First, we would convert NC State over so that it is 100% solar powered. We would put solar panels on top of every building and parking deck. We would build solar farms on vacant land available across campus. We can easily power NC State with the sun. And it would probably be cheaper given how far down the price of solar panels has come.

We can convert over from smelly diesel buses to electric buses. It would put a stake in the ground; It would say that here is an electric future that we have made possible at NC State. We could also make those buses run a lot more smoothly with bus priority systems so that people are incented to use them.

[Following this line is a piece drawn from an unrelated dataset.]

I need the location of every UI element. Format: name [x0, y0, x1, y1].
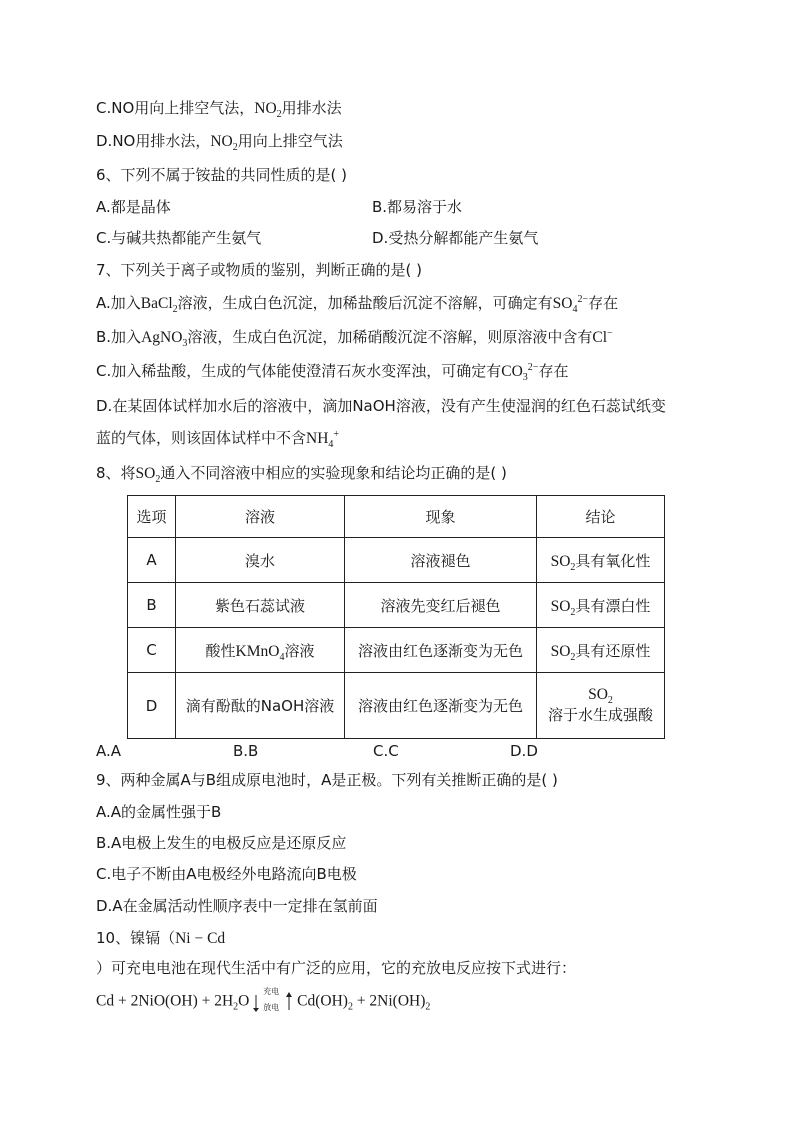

We can build a system to extract carbon dioxide from the atmosphere. So when people commute onto campus, that carbon dioxide that they emitted could be extracted back out of the atmosphere. Similarly, we could create synthetic fuels on campus. We are one of the finest engineering schools in the United States and the world. We certainly have the ability to pull this off.

We could do a dozen more things like this at this university very easily to make us perfectly green, to make us a showcase.

To do this we need to get everyone involved. We need the student body and student government involved, the faculty and staff involved. There are 7,000 staff people at this university alone. It’s a huge group of people. We need to get the administration on board. And Alumni, all 280,000 alumni from NC State scattered all over the world.

All of us together could get this going, and then it would be a source of pride for us. I think everyone who is conscious of climate change today feels some amount of guilt, or distress, or anxiety, or despair about the idea that the planet is being destroyed. If we could all get on board, I think we would all feel better knowing that at least in this one place we have solved the climate change problem.

The important thing then is to shout about that we are doing here at NC State. Get the NCSU marketing department on it. It’s 100% a marketing problem to let the world know. We are doing all of this stuff and then we are broadcasting out all the things we are accomplishing and our desire to make a perfectly green campus. Therefore:

  • We for example could change the logo, maybe for a period of time it is green, not red.
  • We can put messages on football and basketball jerseys about that we are doing.
  • We would use press releases, speeches, conferences and so on to get the word out.
  • We would make as much noise as we possibly can about everything that is happening here and the steps we are taking to make this campus perfectly green.

This means that we would solve the paradox locally because we have the power to make that local change happen. Once that change starts here, then we can broaden it out to other universities and help them too. We could help Raleigh become a perfectly green city. We could help the Research Triangle region become perfectly green as well.  We act as a seed and we spread things out from the core here at NC State.

We make NC State the shining star for the whole world to see. We make sure everyone knows about it. And in the process, not only do we have change happening on campus, but we also have the pride of making that change happen, and we can the effects spread from their starting point here at NC State.